I know both Mike’s (Clayton and Cocking) well, and no two people understand the sandbelt better, so we couldn’t be in better hands when we need advice and guidance. It’s also nice to know that they aren’t trying to create work that doesn’t need to be done, unlike other design firms. There have been many discussions over the years that have resulted in the decision to leave something as it is.

In terms of the vegetation, OCCM have a great track record in understanding the importance of the ‘off fairway’ parts of a course, and even the importance of practice areas and fixtures and fittings. To elevate a course you need to get things right inside the boundary, not just the tees, greens and fairways.

Who else has added to the fabric of the course and Club?

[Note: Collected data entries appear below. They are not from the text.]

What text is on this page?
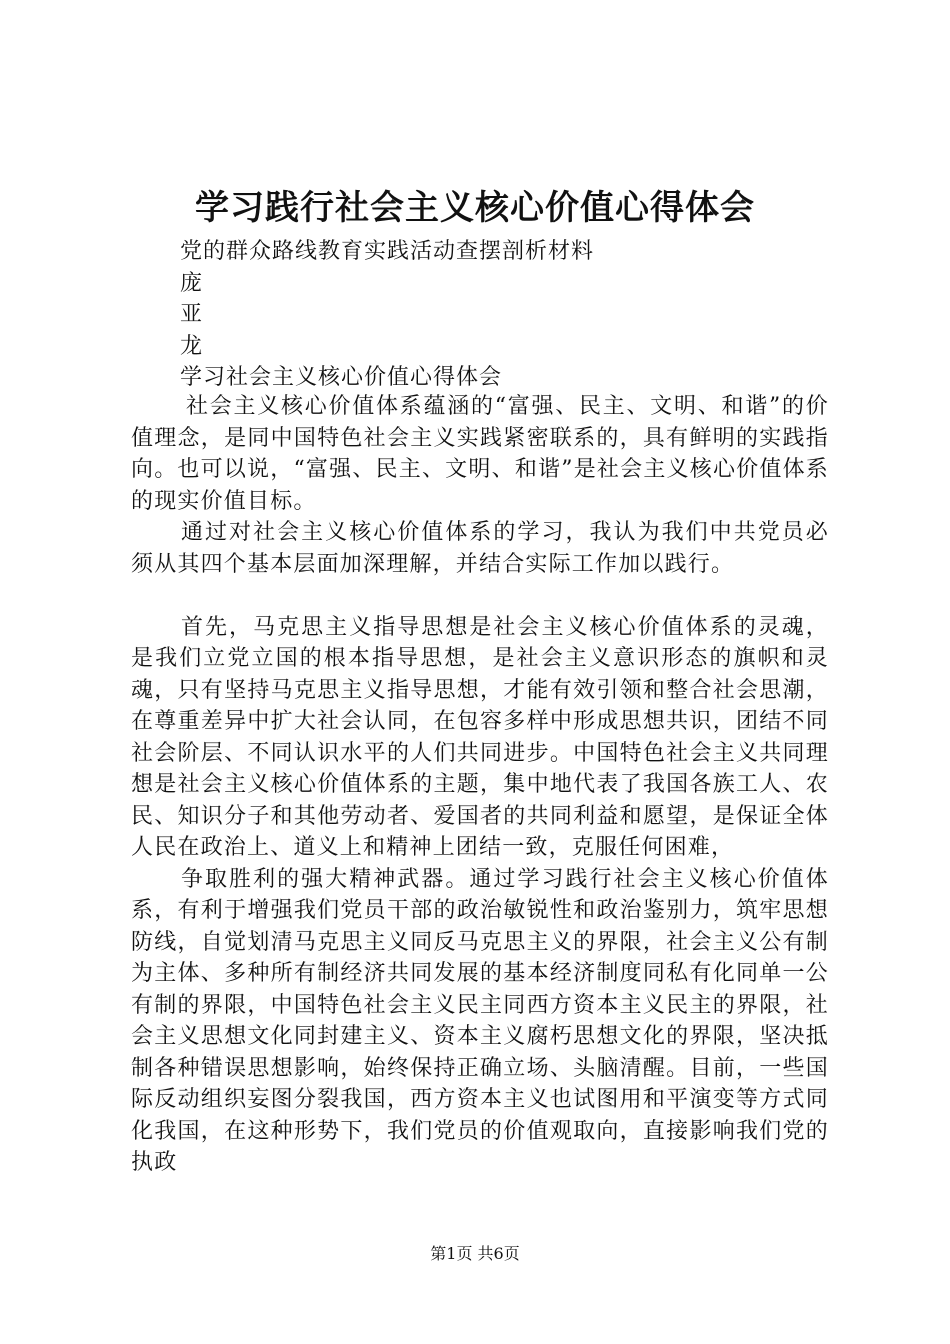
学习践行社会主义核心价值心得体会
党的群众路线教育实践活动查摆剖析材料
庞
亚
龙
学习社会主义核心价值心得体会

社会主义核心价值体系蕴涵的“富强、民主、文明、和谐”的价值理念，是同中国特色社会主义实践紧密联系的，具有鲜明的实践指向。也可以说，“富强、民主、文明、和谐”是社会主义核心价值体系的现实价值目标。

通过对社会主义核心价值体系的学习，我认为我们中共党员必须从其四个基本层面加深理解，并结合实际工作加以践行。

首先，马克思主义指导思想是社会主义核心价值体系的灵魂，是我们立党立国的根本指导思想，是社会主义意识形态的旗帜和灵魂，只有坚持马克思主义指导思想，才能有效引领和整合社会思潮，在尊重差异中扩大社会认同，在包容多样中形成思想共识，团结不同社会阶层、不同认识水平的人们共同进步。中国特色社会主义共同理想是社会主义核心价值体系的主题，集中地代表了我国各族工人、农民、知识分子和其他劳动者、爱国者的共同利益和愿望，是保证全体人民在政治上、道义上和精神上团结一致，克服任何困难，

争取胜利的强大精神武器。通过学习践行社会主义核心价值体系，有利于增强我们党员干部的政治敏锐性和政治鉴别力，筑牢思想防线，自觉划清马克思主义同反马克思主义的界限，社会主义公有制为主体、多种所有制经济共同发展的基本经济制度同私有化同单一公有制的界限，中国特色社会主义民主同西方资本主义民主的界限，社会主义思想文化同封建主义、资本主义腐朽思想文化的界限，坚决抵制各种错误思想影响，始终保持正确立场、头脑清醒。目前，一些国际反动组织妄图分裂我国，西方资本主义也试图用和平演变等方式同化我国，在这种形势下，我们党员的价值观取向，直接影响我们党的执政

第1页 共6页
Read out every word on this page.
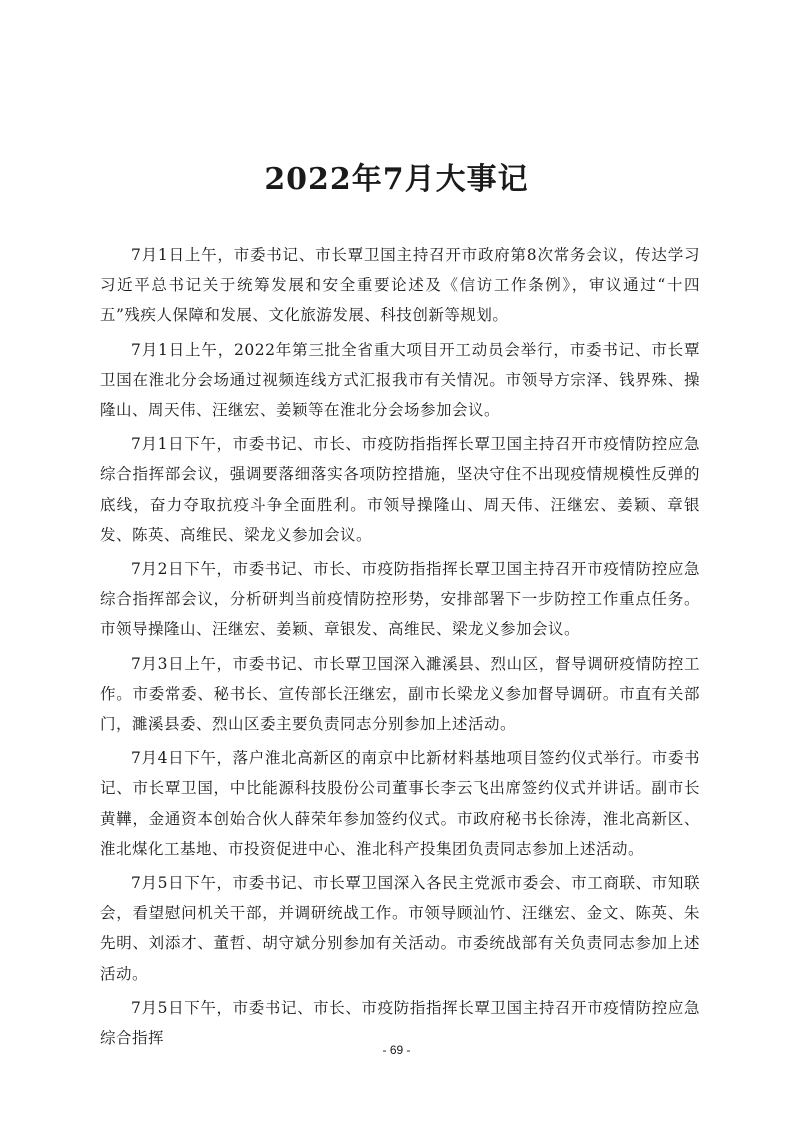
2022年7月大事记

7月1日上午，市委书记、市长覃卫国主持召开市政府第8次常务会议，传达学习习近平总书记关于统筹发展和安全重要论述及《信访工作条例》，审议通过“十四五”残疾人保障和发展、文化旅游发展、科技创新等规划。

7月1日上午，2022年第三批全省重大项目开工动员会举行，市委书记、市长覃卫国在淮北分会场通过视频连线方式汇报我市有关情况。市领导方宗泽、钱界殊、操隆山、周天伟、汪继宏、姜颖等在淮北分会场参加会议。

7月1日下午，市委书记、市长、市疫防指指挥长覃卫国主持召开市疫情防控应急综合指挥部会议，强调要落细落实各项防控措施，坚决守住不出现疫情规模性反弹的底线，奋力夺取抗疫斗争全面胜利。市领导操隆山、周天伟、汪继宏、姜颖、章银发、陈英、高维民、梁龙义参加会议。

7月2日下午，市委书记、市长、市疫防指指挥长覃卫国主持召开市疫情防控应急综合指挥部会议，分析研判当前疫情防控形势，安排部署下一步防控工作重点任务。市领导操隆山、汪继宏、姜颖、章银发、高维民、梁龙义参加会议。

7月3日上午，市委书记、市长覃卫国深入濉溪县、烈山区，督导调研疫情防控工作。市委常委、秘书长、宣传部长汪继宏，副市长梁龙义参加督导调研。市直有关部门，濉溪县委、烈山区委主要负责同志分别参加上述活动。

7月4日下午，落户淮北高新区的南京中比新材料基地项目签约仪式举行。市委书记、市长覃卫国，中比能源科技股份公司董事长李云飞出席签约仪式并讲话。副市长黄鞾，金通资本创始合伙人薛荣年参加签约仪式。市政府秘书长徐涛，淮北高新区、淮北煤化工基地、市投资促进中心、淮北科产投集团负责同志参加上述活动。

7月5日下午，市委书记、市长覃卫国深入各民主党派市委会、市工商联、市知联会，看望慰问机关干部，并调研统战工作。市领导顾汕竹、汪继宏、金文、陈英、朱先明、刘添才、董哲、胡守斌分别参加有关活动。市委统战部有关负责同志参加上述活动。

7月5日下午，市委书记、市长、市疫防指指挥长覃卫国主持召开市疫情防控应急综合指挥

- 69 -
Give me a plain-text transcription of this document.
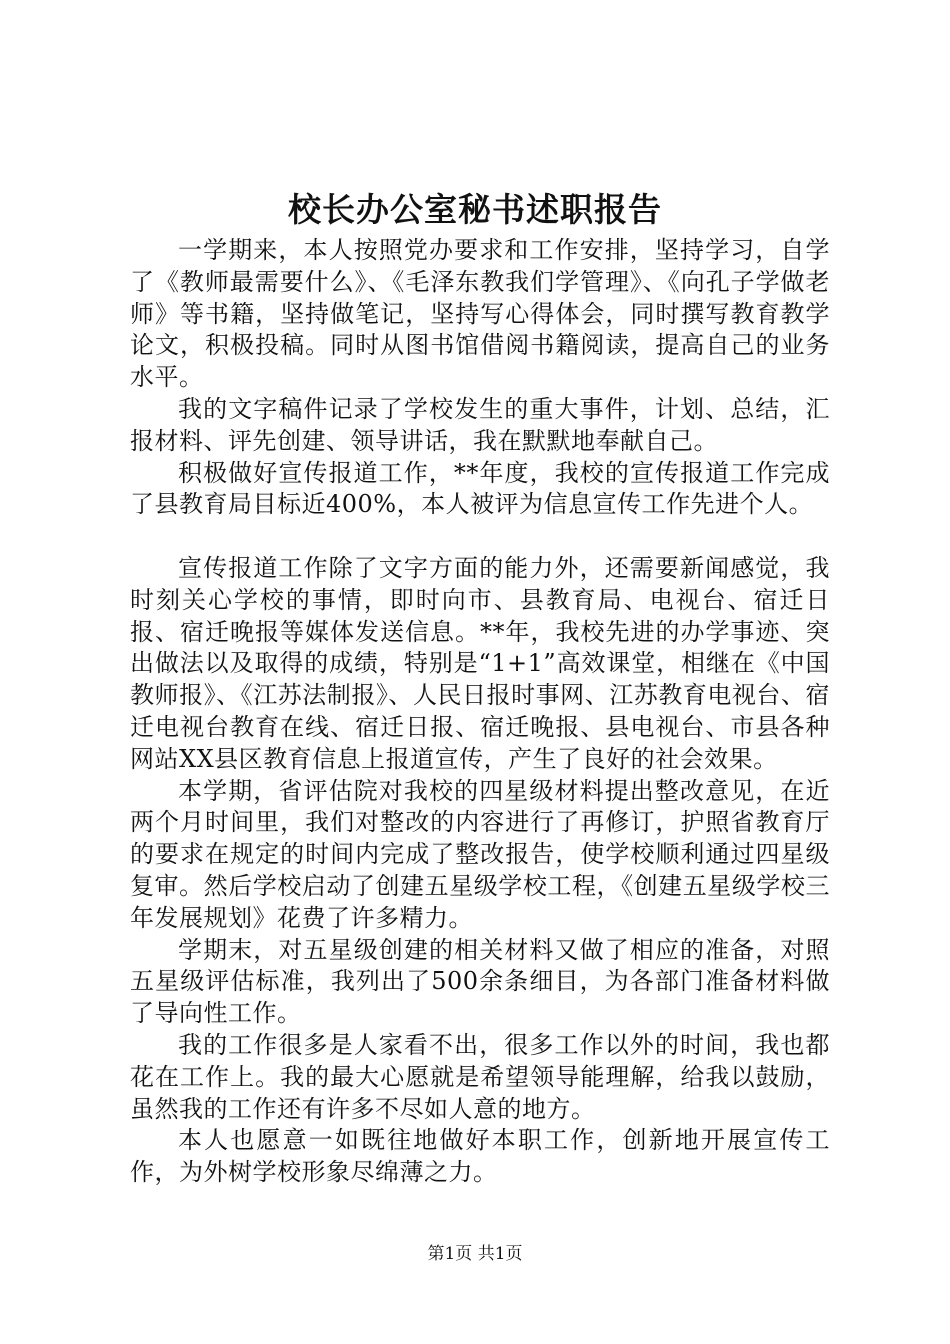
校长办公室秘书述职报告

一学期来，本人按照党办要求和工作安排，坚持学习，自学了《教师最需要什么》、《毛泽东教我们学管理》、《向孔子学做老师》等书籍，坚持做笔记，坚持写心得体会，同时撰写教育教学论文，积极投稿。同时从图书馆借阅书籍阅读，提高自己的业务水平。

我的文字稿件记录了学校发生的重大事件，计划、总结，汇报材料、评先创建、领导讲话，我在默默地奉献自己。

积极做好宣传报道工作，**年度，我校的宣传报道工作完成了县教育局目标近400%，本人被评为信息宣传工作先进个人。

宣传报道工作除了文字方面的能力外，还需要新闻感觉，我时刻关心学校的事情，即时向市、县教育局、电视台、宿迁日报、宿迁晚报等媒体发送信息。**年，我校先进的办学事迹、突出做法以及取得的成绩，特别是“1+1”高效课堂，相继在《中国教师报》、《江苏法制报》、人民日报时事网、江苏教育电视台、宿迁电视台教育在线、宿迁日报、宿迁晚报、县电视台、市县各种网站XX县区教育信息上报道宣传，产生了良好的社会效果。

本学期，省评估院对我校的四星级材料提出整改意见，在近两个月时间里，我们对整改的内容进行了再修订，护照省教育厅的要求在规定的时间内完成了整改报告，使学校顺利通过四星级复审。然后学校启动了创建五星级学校工程，《创建五星级学校三年发展规划》花费了许多精力。

学期末，对五星级创建的相关材料又做了相应的准备，对照五星级评估标准，我列出了500余条细目，为各部门准备材料做了导向性工作。

我的工作很多是人家看不出，很多工作以外的时间，我也都花在工作上。我的最大心愿就是希望领导能理解，给我以鼓励，虽然我的工作还有许多不尽如人意的地方。

本人也愿意一如既往地做好本职工作，创新地开展宣传工作，为外树学校形象尽绵薄之力。

第1页 共1页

As mentioned earlier, Graeme deserves a lot of credit for the way the course is today. We have been very fortunate to have had only 3 Green Keepers in the last 35 years. Graeme did 16, Martin Greenwood 14, and Hayden Mead currently who has been doing a brilliant job for over 5 years now.

We have had a similar story with management. Paul Rak, who many here would know, was General Manager for 14 years, and our current GM Gregg Chapple is into his 10th year now. I think a stable administration and continuity at committee level has been our greatest asset.

There have been no committees voted out or overthrown, just seamless changes of personnel with consistent decision making. No Captain in my time has come in and tried to make a hero of themselves by making huge changes. Big decisions have been made, but by consensus, and I think that has shown on the course with the way it has gradually improved year by year.

It’s been said many times among Australian golfers, that no other course gets ‘as much juice out of the lemon’ as Kingston Heath. That more than any other course, Kingston Heath maximises its potential à la Merion in the United States. Surely hearing that makes you proud, as what greater compliment is there?

Absolutely, we are very proud of that. The more I know about what has gone wrong at other clubs over the years, the more I am proud of the way our club has been managed, and of the course it has become.

It is a small, flat piece of old market garden land with one ridge running through it in a very low key Melbourne suburb. We certainly lack the physical land features of many golf courses, but the original designers and construction team did a phenomenal job and over the years the club has done nearly as well as it could have to bring out the best in what we have. Re-invigorating the native vegetation is the latest part of that, and it’s really exciting.

It is the epitome of a course that can be played and enjoyed by golfers of all ages and standards. I always love taking overseas guests around Kingston Heath, and it’s very re-assuring that nearly every one of the very well travelled golfers who I host ‘gets it’.

Once again, Kingston Heath reflects its natural setting in Melbourne’s glorious sandbelt.